KABUPATEN BANDUNG — Pengurangan Transfer Keuangan Daerah (TKD) hingga Rp1 triliun pada tahun 2026 tidak menyurutkan langkah Pemerintah Kabupaten Bandung dalam menjaga program prioritasnya. Di tengah tekanan fiskal yang cukup berat, Bupati Bandung Dadang Supriatna memastikan insentif bagi 17 ribu guru ngaji tetap berjalan.
Komitmen tersebut ditegaskan saat kegiatan Safari Ramadan dan Tarawih Keliling (Tarling) di Masjid Al Mutazam, Komplek Cherry Field, Desa Lengkong, Kecamatan Bojongsoang, Minggu (22/2/2026) malam.
Di hadapan ratusan jemaah, tokoh agama, tokoh masyarakat, kepala desa, camat, serta ASN, Kang DS — sapaan akrabnya — menegaskan bahwa sektor keagamaan tetap menjadi fondasi penting pembangunan daerah.
“Program ini sudah berjalan sejak periode pertama saya menjabat dan terus berlanjut hingga periode kedua bersama Wakil Bupati Ali Syakieb,” ujarnya.
,”Rp109 Miliar per Tahun untuk Guru Ngaji.
Sejak periode awal kepemimpinannya, Pemkab Bandung secara konsisten mengalokasikan anggaran sekitar Rp109 miliar per tahun untuk insentif guru ngaji.
Setiap guru menerima Rp350 ribu per bulan, serta memperoleh fasilitas BPJS Kesehatan gratis yang preminya ditanggung pemerintah daerah.
Menurut Dadang, program ini bukan sekadar bantuan kesejahteraan, melainkan investasi jangka panjang dalam membangun karakter dan kualitas generasi muda Kabupaten Bandung.

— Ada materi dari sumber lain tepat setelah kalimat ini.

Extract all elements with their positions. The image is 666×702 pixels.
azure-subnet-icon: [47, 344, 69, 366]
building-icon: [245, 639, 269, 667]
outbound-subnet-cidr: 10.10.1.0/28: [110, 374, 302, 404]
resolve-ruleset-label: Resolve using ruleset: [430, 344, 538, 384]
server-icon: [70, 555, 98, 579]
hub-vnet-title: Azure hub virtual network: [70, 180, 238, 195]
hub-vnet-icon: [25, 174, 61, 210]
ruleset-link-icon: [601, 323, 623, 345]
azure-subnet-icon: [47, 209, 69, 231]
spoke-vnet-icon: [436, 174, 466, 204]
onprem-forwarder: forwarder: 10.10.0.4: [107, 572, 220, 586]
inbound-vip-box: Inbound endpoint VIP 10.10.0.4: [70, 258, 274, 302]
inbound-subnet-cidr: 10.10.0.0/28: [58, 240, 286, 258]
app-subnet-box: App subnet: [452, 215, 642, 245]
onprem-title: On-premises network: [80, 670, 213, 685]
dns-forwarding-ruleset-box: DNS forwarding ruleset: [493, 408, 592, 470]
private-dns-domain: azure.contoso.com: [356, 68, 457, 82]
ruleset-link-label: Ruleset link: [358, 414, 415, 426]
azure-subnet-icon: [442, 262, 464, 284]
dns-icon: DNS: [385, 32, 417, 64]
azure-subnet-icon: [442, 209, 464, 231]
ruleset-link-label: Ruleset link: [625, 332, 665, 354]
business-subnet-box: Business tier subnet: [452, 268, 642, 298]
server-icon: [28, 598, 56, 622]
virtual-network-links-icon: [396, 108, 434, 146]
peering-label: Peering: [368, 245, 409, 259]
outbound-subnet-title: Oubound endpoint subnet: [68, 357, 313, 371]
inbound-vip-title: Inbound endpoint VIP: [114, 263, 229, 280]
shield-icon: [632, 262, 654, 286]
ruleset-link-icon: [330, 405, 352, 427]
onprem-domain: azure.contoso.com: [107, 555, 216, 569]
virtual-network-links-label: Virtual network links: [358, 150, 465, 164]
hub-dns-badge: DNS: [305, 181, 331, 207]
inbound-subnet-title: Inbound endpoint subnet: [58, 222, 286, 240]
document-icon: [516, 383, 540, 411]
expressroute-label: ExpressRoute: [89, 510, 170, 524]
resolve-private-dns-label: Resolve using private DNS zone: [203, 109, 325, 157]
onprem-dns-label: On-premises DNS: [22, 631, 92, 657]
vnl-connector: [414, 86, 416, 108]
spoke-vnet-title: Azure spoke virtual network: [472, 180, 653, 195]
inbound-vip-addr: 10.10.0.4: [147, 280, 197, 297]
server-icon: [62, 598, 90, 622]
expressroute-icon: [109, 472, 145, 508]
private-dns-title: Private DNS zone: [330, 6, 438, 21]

Ia mengungkapkan, dampak program tersebut cukup signifikan. Jika sebelumnya hanya sekitar 15 persen anak yang mampu membaca Al-Qur’an, kini angkanya meningkat menjadi sekitar 80 persen.
“Kami ingin memastikan generasi muda memiliki pondasi agama yang kuat. Ini bagian dari pembangunan sumber daya manusia,” katanya.
Keberlanjutan program ini juga disebut mendapat dukungan dari Kementerian Agama dan DPR RI, sehingga memiliki landasan moral dan kebijakan yang kuat.
“Tarling, Wujud Kehadiran Pemerintah.
Selain menegaskan komitmen program, Dadang juga mengapresiasi pengelolaan Masjid Al Mutazam yang dinilai profesional, modern, dan representatif. Ia berharap masjid tersebut dapat terus berkembang sebagai pusat kegiatan ibadah sekaligus sosial kemasyarakatan.
Dalam kesempatan itu, ia membuka peluang kolaborasi antara Dewan Kemakmuran Masjid (DKM) dan perangkat daerah untuk mendukung kemakmuran masjid.
“Kebetulan di perumahan ini ada Kepala Diskominfo Kabupaten Bandung, Teguh Purwayadi, serta Kepala Dinas Lingkungan Hidup, Ruli. Ketua DKM dapat berkoordinasi dengan mereka apabila memerlukan keterlibatan Pemkab Bandung,” jelasnya.
Di tengah keterbatasan anggaran, keputusan mempertahankan insentif guru ngaji menjadi sinyal bahwa arah pembangunan Kabupaten Bandung tetap berpijak pada penguatan nilai keagamaan, pendidikan moral, dan kesejahteraan masyarakat.
Safari Ramadan kali ini pun menjadi pesan tegas bahwa efisiensi fiskal tidak serta-merta mengurangi komitmen pelayanan publik, khususnya pada sektor yang menyentuh langsung kehidupan spiritual dan sosial masyarakat.